Most families squabble, but few do it quite like Philadelphia’s Perelmans. In a legal clash that includes allegations of stealing and duplicity, son Jeffrey is pitted against his tycoon father Raymond and his starlet-marrying, headline-grabbing brother Ron. One thing’s for sure: Thanksgiving at the Perelman house will never be the same

Predictably, that’s not quite the way Jeffrey remembers it. In his suit, he contends that at the age of 92, Raymond is simply a bitter old man trying to rewrite the rules he signed onto in 1990, and — egged on by Ron — is now waging a Perelman esque slash and burn campaign against him and Marsha. “It’s been very hard on them, because they’re very peaceful, and they live a quiet life, and they just want to be generous and happy,” says Liz Dow, the president and CEO of the civic organization Leadership Philadelphia and a close friend of Jeffrey and Marsha’s. “And this is hard and disruptive. They’re under attack.”

In his filing, Jeffrey lays out the scenario of Ruth’s idea and the deal it led to, including the formation of the trust. While Raymond “now claims belatedly that he expected the Trust to be established with Jeffrey’s daughter and the daughter’s future issue as the sole beneficiaries, and that all of the income of the Trust for the last 20 years should have remained in the Trust for them,” Jeffrey asserts that “the clear and unambiguous provisions of the Agreement of Trust state that Jeffrey is the beneficiary during his lifetime and has the right to control the income in the Trust.” In sum, Jeffrey argues that in order for Raymond to get what he insisted on having — no tax burden from the deal, and no scrutiny from the IRS — the trust had to be structured the way it was. Jeffrey also refutes the assertion that Marsha was to renounce her interest in all of the assets transferred. “Simply put,” he says, “that was never the deal.”

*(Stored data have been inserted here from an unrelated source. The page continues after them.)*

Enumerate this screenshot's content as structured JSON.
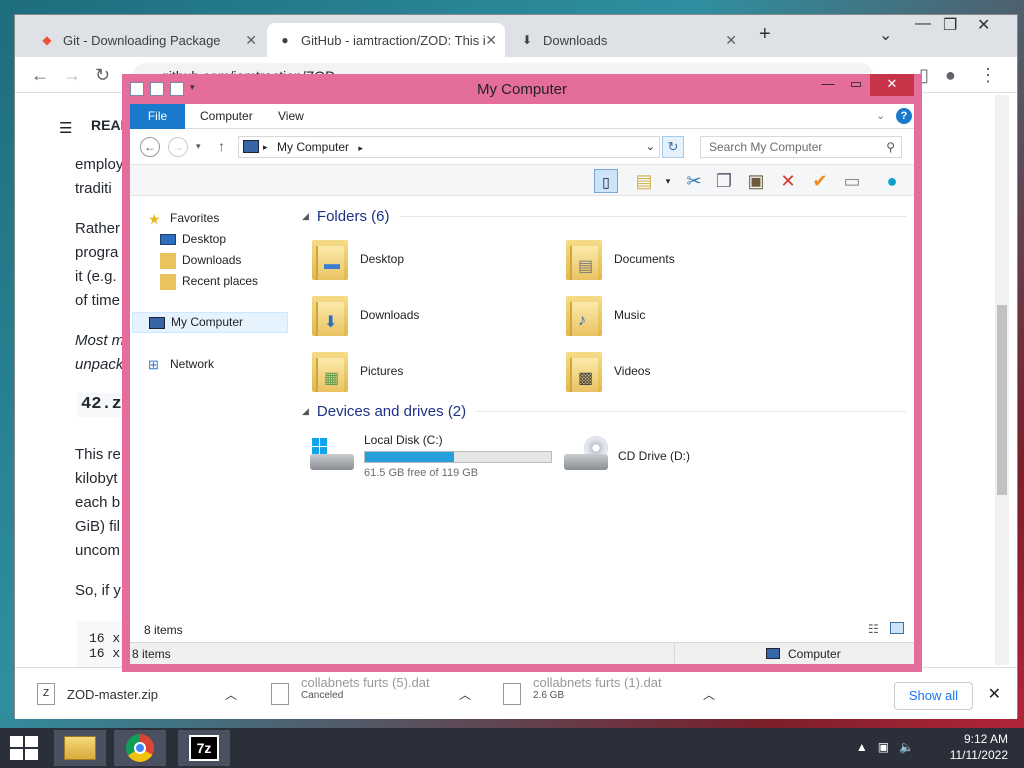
{
  "chrome": {
    "tabs": [
      {
        "label": "Git - Downloading Package",
        "icon": "git-icon"
      },
      {
        "label": "GitHub - iamtraction/ZOD: This i",
        "icon": "github-icon"
      },
      {
        "label": "Downloads",
        "icon": "download-icon"
      }
    ],
    "new_tab": "+",
    "url": "github.com/iamtraction/ZOD",
    "page": {
      "header": "READ",
      "lines": [
        "employ",
        "traditi",
        "Rather",
        "progra",
        "it (e.g.",
        "of time",
        "Most m",
        "unpack",
        "42.z",
        "This re",
        "kilobyt",
        "each b",
        "GiB) fil",
        "uncom",
        "So, if y"
      ],
      "code": [
        "16 x",
        "16 x"
      ]
    },
    "downloads": [
      {
        "name": "ZOD-master.zip",
        "sub": ""
      },
      {
        "name": "collabnets furts (5).dat",
        "sub": "Canceled"
      },
      {
        "name": "collabnets furts (1).dat",
        "sub": "2.6 GB"
      }
    ],
    "show_all": "Show all"
  },
  "explorer": {
    "title": "My Computer",
    "ribbon_tabs": [
      "File",
      "Computer",
      "View"
    ],
    "address": "My Computer",
    "search_placeholder": "Search My Computer",
    "nav": {
      "favorites": "Favorites",
      "fav_items": [
        "Desktop",
        "Downloads",
        "Recent places"
      ],
      "computer": "My Computer",
      "network": "Network"
    },
    "folders_header": "Folders (6)",
    "folders": [
      "Desktop",
      "Documents",
      "Downloads",
      "Music",
      "Pictures",
      "Videos"
    ],
    "drives_header": "Devices and drives (2)",
    "drives": [
      {
        "name": "Local Disk (C:)",
        "free": "61.5 GB free of 119 GB",
        "used_fraction": 0.48
      },
      {
        "name": "CD Drive (D:)"
      }
    ],
    "status_items": "8 items",
    "status_bottom": "8 items",
    "status_location": "Computer"
  },
  "taskbar": {
    "time": "9:12 AM",
    "date": "11/11/2022"
  },
  "colors": {
    "explorer_frame": "#e56d9b",
    "file_tab": "#1979ca",
    "drive_fill": "#26a0da"
  }
}
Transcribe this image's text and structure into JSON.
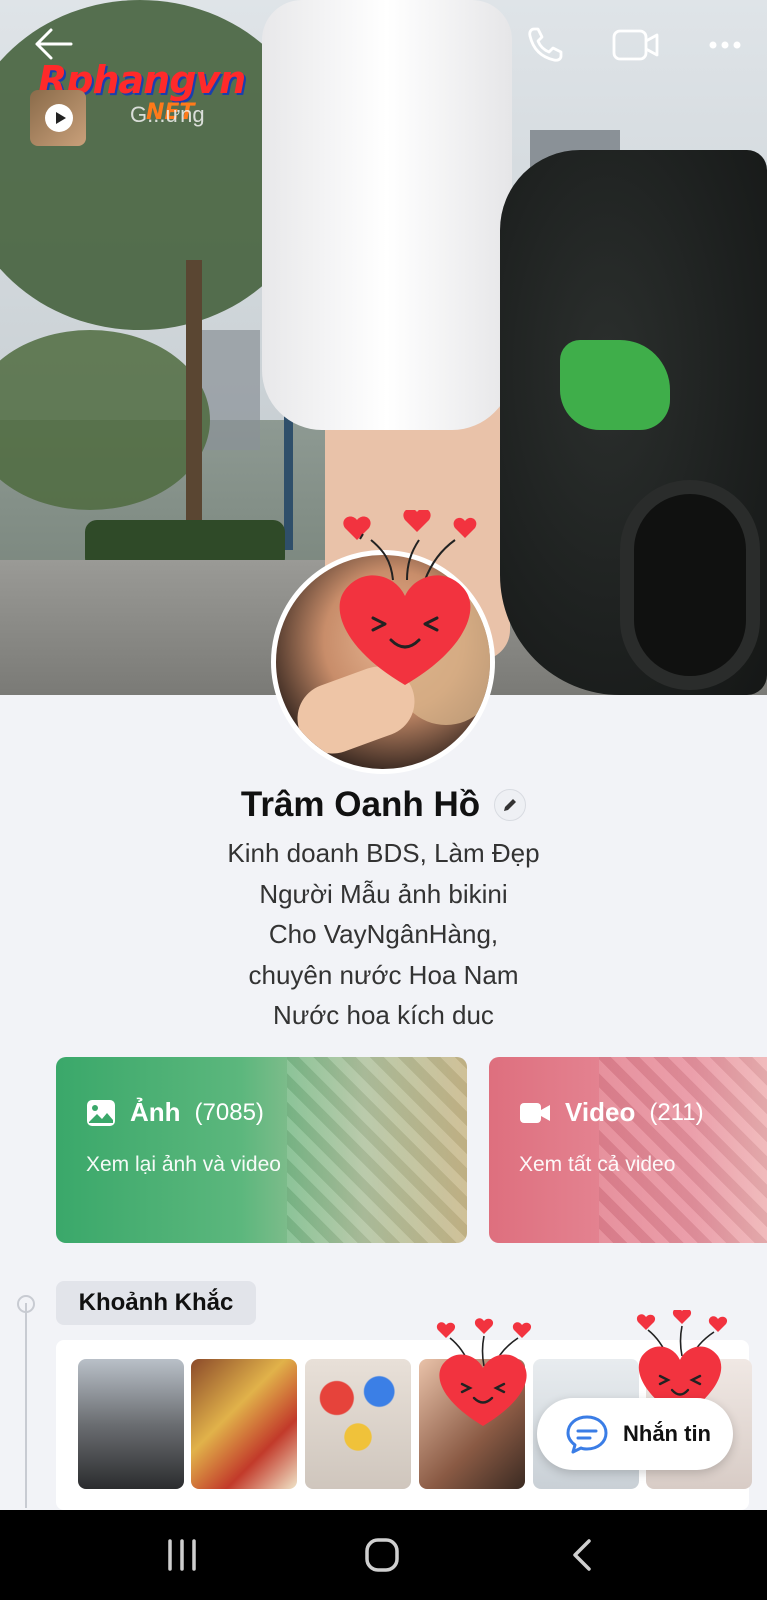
{
  "header": {
    "watermark_logo": "Rphangvn",
    "watermark_suffix": "NET",
    "story_label": "G...ưng"
  },
  "profile": {
    "name": "Trâm Oanh Hồ",
    "bio_lines": [
      "Kinh doanh BDS, Làm Đẹp",
      "Người Mẫu ảnh bikini",
      "Cho VayNgânHàng,",
      "chuyên nước Hoa Nam",
      "Nước hoa kích duc"
    ]
  },
  "cards": {
    "photo": {
      "label": "Ảnh",
      "count": "(7085)",
      "subtitle": "Xem lại ảnh và video"
    },
    "video": {
      "label": "Video",
      "count": "(211)",
      "subtitle": "Xem tất cả video"
    }
  },
  "moments": {
    "title": "Khoảnh Khắc",
    "thumbnail_count": 6
  },
  "message_button": {
    "label": "Nhắn tin"
  },
  "colors": {
    "photo_card": "#3aa86a",
    "video_card": "#de6f7e",
    "heart": "#f2333f",
    "message_icon": "#3a7de6"
  },
  "icons": {
    "back": "arrow-left-icon",
    "call": "phone-icon",
    "video_call": "video-camera-icon",
    "more": "more-dots-icon",
    "edit": "pencil-icon",
    "photo": "image-icon",
    "video": "video-icon",
    "message": "chat-bubble-icon"
  }
}
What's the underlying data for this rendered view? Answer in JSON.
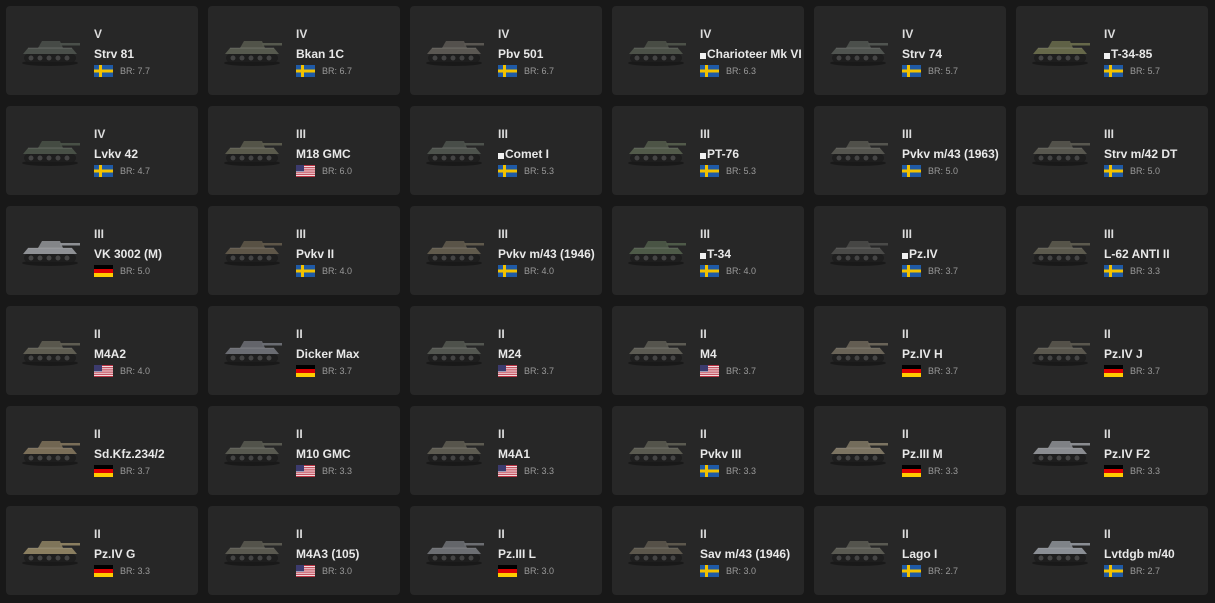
{
  "br_label": "BR:",
  "colors": {
    "background": "#181818",
    "card": "#272727",
    "sweden_blue": "#1f5aa6",
    "sweden_yellow": "#f2c200",
    "germany_red": "#dd0000",
    "germany_gold": "#ffcc00",
    "usa_red": "#b22234",
    "usa_blue": "#3c3b6e"
  },
  "vehicles": [
    {
      "rank": "V",
      "name": "Strv 81",
      "nation": "sweden",
      "br": "7.7",
      "icon": "tank-icon",
      "hue": "#4a4f4a",
      "marked": false
    },
    {
      "rank": "IV",
      "name": "Bkan 1C",
      "nation": "sweden",
      "br": "6.7",
      "icon": "spg-icon",
      "hue": "#56594e",
      "marked": false
    },
    {
      "rank": "IV",
      "name": "Pbv 501",
      "nation": "sweden",
      "br": "6.7",
      "icon": "apc-icon",
      "hue": "#5a5752",
      "marked": false
    },
    {
      "rank": "IV",
      "name": "Charioteer Mk VI",
      "nation": "sweden",
      "br": "6.3",
      "icon": "tank-icon",
      "hue": "#4c5148",
      "marked": true
    },
    {
      "rank": "IV",
      "name": "Strv 74",
      "nation": "sweden",
      "br": "5.7",
      "icon": "tank-icon",
      "hue": "#505450",
      "marked": false
    },
    {
      "rank": "IV",
      "name": "T-34-85",
      "nation": "sweden",
      "br": "5.7",
      "icon": "tank-icon",
      "hue": "#66684a",
      "marked": true
    },
    {
      "rank": "IV",
      "name": "Lvkv 42",
      "nation": "sweden",
      "br": "4.7",
      "icon": "spaa-icon",
      "hue": "#485046",
      "marked": false
    },
    {
      "rank": "III",
      "name": "M18 GMC",
      "nation": "usa",
      "br": "6.0",
      "icon": "tank-destroyer-icon",
      "hue": "#5a5a4c",
      "marked": false
    },
    {
      "rank": "III",
      "name": "Comet I",
      "nation": "sweden",
      "br": "5.3",
      "icon": "tank-icon",
      "hue": "#4d524c",
      "marked": true
    },
    {
      "rank": "III",
      "name": "PT-76",
      "nation": "sweden",
      "br": "5.3",
      "icon": "light-tank-icon",
      "hue": "#525a4a",
      "marked": true
    },
    {
      "rank": "III",
      "name": "Pvkv m/43 (1963)",
      "nation": "sweden",
      "br": "5.0",
      "icon": "tank-destroyer-icon",
      "hue": "#55554f",
      "marked": false
    },
    {
      "rank": "III",
      "name": "Strv m/42 DT",
      "nation": "sweden",
      "br": "5.0",
      "icon": "tank-icon",
      "hue": "#58574f",
      "marked": false
    },
    {
      "rank": "III",
      "name": "VK 3002 (M)",
      "nation": "germany",
      "br": "5.0",
      "icon": "tank-icon",
      "hue": "#8e9094",
      "marked": false
    },
    {
      "rank": "III",
      "name": "Pvkv II",
      "nation": "sweden",
      "br": "4.0",
      "icon": "tank-destroyer-icon",
      "hue": "#5e5648",
      "marked": false
    },
    {
      "rank": "III",
      "name": "Pvkv m/43 (1946)",
      "nation": "sweden",
      "br": "4.0",
      "icon": "tank-destroyer-icon",
      "hue": "#605a4c",
      "marked": false
    },
    {
      "rank": "III",
      "name": "T-34",
      "nation": "sweden",
      "br": "4.0",
      "icon": "tank-icon",
      "hue": "#4e5a48",
      "marked": true
    },
    {
      "rank": "III",
      "name": "Pz.IV",
      "nation": "sweden",
      "br": "3.7",
      "icon": "tank-icon",
      "hue": "#4a4a48",
      "marked": true
    },
    {
      "rank": "III",
      "name": "L-62 ANTI II",
      "nation": "sweden",
      "br": "3.3",
      "icon": "spaa-icon",
      "hue": "#5c5a4e",
      "marked": false
    },
    {
      "rank": "II",
      "name": "M4A2",
      "nation": "usa",
      "br": "4.0",
      "icon": "tank-icon",
      "hue": "#5f5d52",
      "marked": false
    },
    {
      "rank": "II",
      "name": "Dicker Max",
      "nation": "germany",
      "br": "3.7",
      "icon": "tank-destroyer-icon",
      "hue": "#6a6c72",
      "marked": false
    },
    {
      "rank": "II",
      "name": "M24",
      "nation": "usa",
      "br": "3.7",
      "icon": "light-tank-icon",
      "hue": "#535650",
      "marked": false
    },
    {
      "rank": "II",
      "name": "M4",
      "nation": "usa",
      "br": "3.7",
      "icon": "tank-icon",
      "hue": "#5c5b53",
      "marked": false
    },
    {
      "rank": "II",
      "name": "Pz.IV H",
      "nation": "germany",
      "br": "3.7",
      "icon": "tank-icon",
      "hue": "#6a6458",
      "marked": false
    },
    {
      "rank": "II",
      "name": "Pz.IV J",
      "nation": "germany",
      "br": "3.7",
      "icon": "tank-icon",
      "hue": "#5a574e",
      "marked": false
    },
    {
      "rank": "II",
      "name": "Sd.Kfz.234/2",
      "nation": "germany",
      "br": "3.7",
      "icon": "armored-car-icon",
      "hue": "#7a6e58",
      "marked": false
    },
    {
      "rank": "II",
      "name": "M10 GMC",
      "nation": "usa",
      "br": "3.3",
      "icon": "tank-destroyer-icon",
      "hue": "#585950",
      "marked": false
    },
    {
      "rank": "II",
      "name": "M4A1",
      "nation": "usa",
      "br": "3.3",
      "icon": "tank-icon",
      "hue": "#5d5b51",
      "marked": false
    },
    {
      "rank": "II",
      "name": "Pvkv III",
      "nation": "sweden",
      "br": "3.3",
      "icon": "tank-destroyer-icon",
      "hue": "#5a5a50",
      "marked": false
    },
    {
      "rank": "II",
      "name": "Pz.III M",
      "nation": "germany",
      "br": "3.3",
      "icon": "tank-icon",
      "hue": "#7c7462",
      "marked": false
    },
    {
      "rank": "II",
      "name": "Pz.IV F2",
      "nation": "germany",
      "br": "3.3",
      "icon": "tank-icon",
      "hue": "#8a8c90",
      "marked": false
    },
    {
      "rank": "II",
      "name": "Pz.IV G",
      "nation": "germany",
      "br": "3.3",
      "icon": "tank-icon",
      "hue": "#8a7e60",
      "marked": false
    },
    {
      "rank": "II",
      "name": "M4A3 (105)",
      "nation": "usa",
      "br": "3.0",
      "icon": "tank-icon",
      "hue": "#5a5950",
      "marked": false
    },
    {
      "rank": "II",
      "name": "Pz.III L",
      "nation": "germany",
      "br": "3.0",
      "icon": "tank-icon",
      "hue": "#6c6e72",
      "marked": false
    },
    {
      "rank": "II",
      "name": "Sav m/43 (1946)",
      "nation": "sweden",
      "br": "3.0",
      "icon": "spg-icon",
      "hue": "#5c574c",
      "marked": false
    },
    {
      "rank": "II",
      "name": "Lago I",
      "nation": "sweden",
      "br": "2.7",
      "icon": "light-tank-icon",
      "hue": "#5a5a52",
      "marked": false
    },
    {
      "rank": "II",
      "name": "Lvtdgb m/40",
      "nation": "sweden",
      "br": "2.7",
      "icon": "armored-car-icon",
      "hue": "#8a8e94",
      "marked": false
    }
  ]
}
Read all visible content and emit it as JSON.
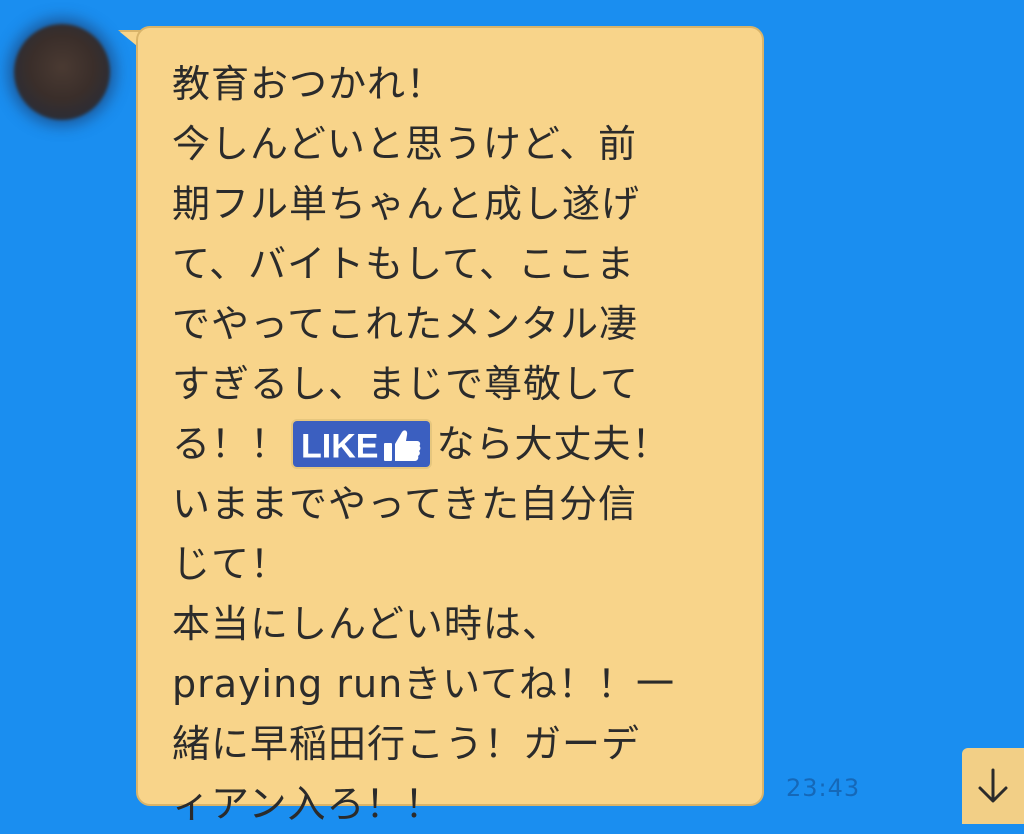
{
  "message": {
    "lines_before_like": [
      "教育おつかれ！",
      "今しんどいと思うけど、前",
      "期フル単ちゃんと成し遂げ",
      "て、バイトもして、ここま",
      "でやってこれたメンタル凄",
      "すぎるし、まじで尊敬して"
    ],
    "like_line_prefix": "る！！",
    "like_badge_text": "LIKE",
    "like_badge_icon": "thumbs-up-icon",
    "like_line_suffix": "なら大丈夫！",
    "lines_after_like": [
      "いままでやってきた自分信",
      "じて！",
      "本当にしんどい時は、",
      "praying runきいてね！！一",
      "緒に早稲田行こう！ガーデ",
      "ィアン入ろ！！"
    ]
  },
  "timestamp": "23:43",
  "scroll_down_icon": "arrow-down-icon",
  "colors": {
    "background": "#1a8ef0",
    "bubble": "#f8d48a",
    "like_badge": "#3b5fc0"
  }
}
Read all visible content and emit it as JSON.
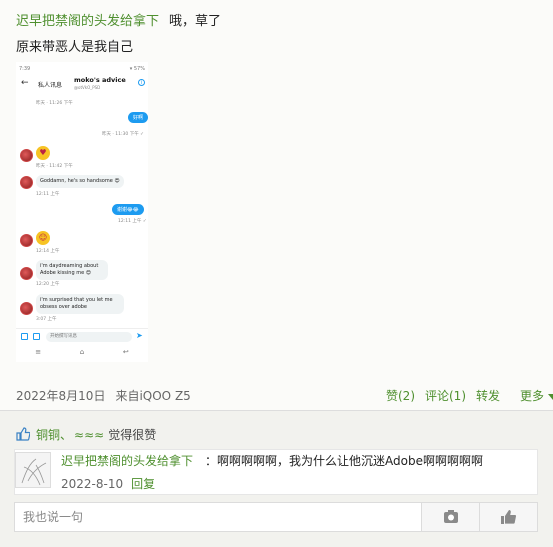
{
  "post": {
    "author": "迟早把禁阁的头发给拿下",
    "line1_text": "哦，草了",
    "line2_text": "原来带恶人是我自己",
    "date": "2022年8月10日",
    "source": "来自iQOO Z5",
    "actions": {
      "like": "赞(2)",
      "comment": "评论(1)",
      "repost": "转发",
      "more": "更多"
    }
  },
  "screenshot": {
    "status_time": "7:39",
    "status_right": "▾ 57%",
    "header_title": "私人讯息",
    "username": "moko's advice",
    "handle": "@otVkO_PSD",
    "messages": {
      "t0": "昨天 · 11:26 下午",
      "out1": "好啊",
      "t1": "昨天 · 11:30 下午 ✓",
      "t2": "昨天 · 11:42 下午",
      "in1": "Goddamn, he's so handsome 😍",
      "t3": "12:11 上午",
      "out2": "谢谢😂😂",
      "t4": "12:11 上午 ✓",
      "t5": "12:14 上午",
      "in2": "i'm daydreaming about Adobe kissing me 😍",
      "t6": "12:20 上午",
      "in3": "i'm surprised that you let me obsess over adobe",
      "t7": "3:07 上午"
    },
    "compose_placeholder": "开始撰写讯息"
  },
  "likes": {
    "names": "铜铜、",
    "names2": "≈≈≈",
    "text": "觉得很赞"
  },
  "comment": {
    "author": "迟早把禁阁的头发给拿下",
    "text": "：啊啊啊啊啊，我为什么让他沉迷Adobe啊啊啊啊啊",
    "date": "2022-8-10",
    "reply": "回复"
  },
  "reply_bar": {
    "placeholder": "我也说一句"
  },
  "colors": {
    "link": "#4e8f2e",
    "twitter_blue": "#1d9bf0"
  }
}
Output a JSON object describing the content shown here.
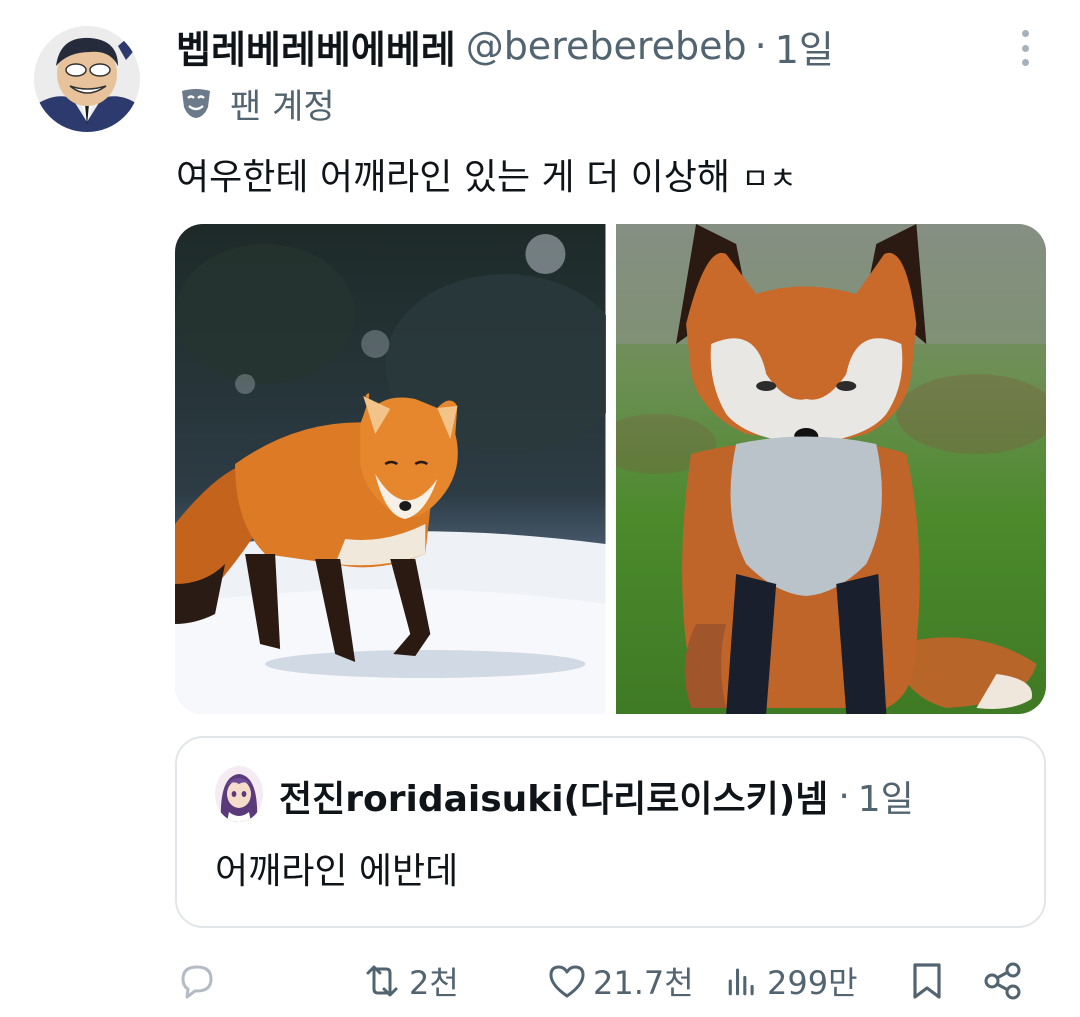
{
  "post": {
    "display_name": "벱레베레베에베레",
    "handle": "@bereberebeb",
    "separator": "·",
    "time": "1일",
    "badge_label": "팬 계정",
    "text_main": "여우한테 어깨라인 있는 게 더 이상해",
    "text_jamo": "ㅁㅊ",
    "photos": [
      {
        "description": "fox-walking-on-snow"
      },
      {
        "description": "fox-sitting-on-grass"
      }
    ]
  },
  "quote": {
    "display_name": "전진roridaisuki(다리로이스키)넴",
    "separator": "·",
    "time": "1일",
    "text": "어깨라인 에반데"
  },
  "actions": {
    "reply_count": "",
    "repost_count": "2천",
    "like_count": "21.7천",
    "view_count": "299만"
  },
  "colors": {
    "text_primary": "#0f1419",
    "text_secondary": "#536471",
    "border": "#e2e6e9",
    "fox_orange": "#d9691f"
  },
  "icons": [
    "more-vertical-icon",
    "fan-mask-icon",
    "reply-icon",
    "repost-icon",
    "like-icon",
    "views-icon",
    "bookmark-icon",
    "share-icon"
  ]
}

Jeffrey says there was no way Raymond didn’t understand what he was signing. “As a savvy, sophisticated and successful businessman with almost 50 years of experience at the time, he fully understood the terms and conditions of each document.”

So in sum, it comes down to this: Did Jeffrey pull a fast one and structure the trust differently than he had originally agreed to with Raymond, so he could get his hands on his daughter’s money? Or did Raymond fully understand from day one the deal he’d struck to make peace in the family, then stew about it for years until it exploded into a vendetta against Jeffrey and Marsha?

A judge will likely decide. Until then, it’s every Perelman for himself. “Listen, we all have disputes in our families,” says socialite Anne Hamilton, who has served on various charity boards with Marsha. “I know there’s something going on, and the only thing I can say is that I hope it all works out. Because in the end, someone always gets hurt.”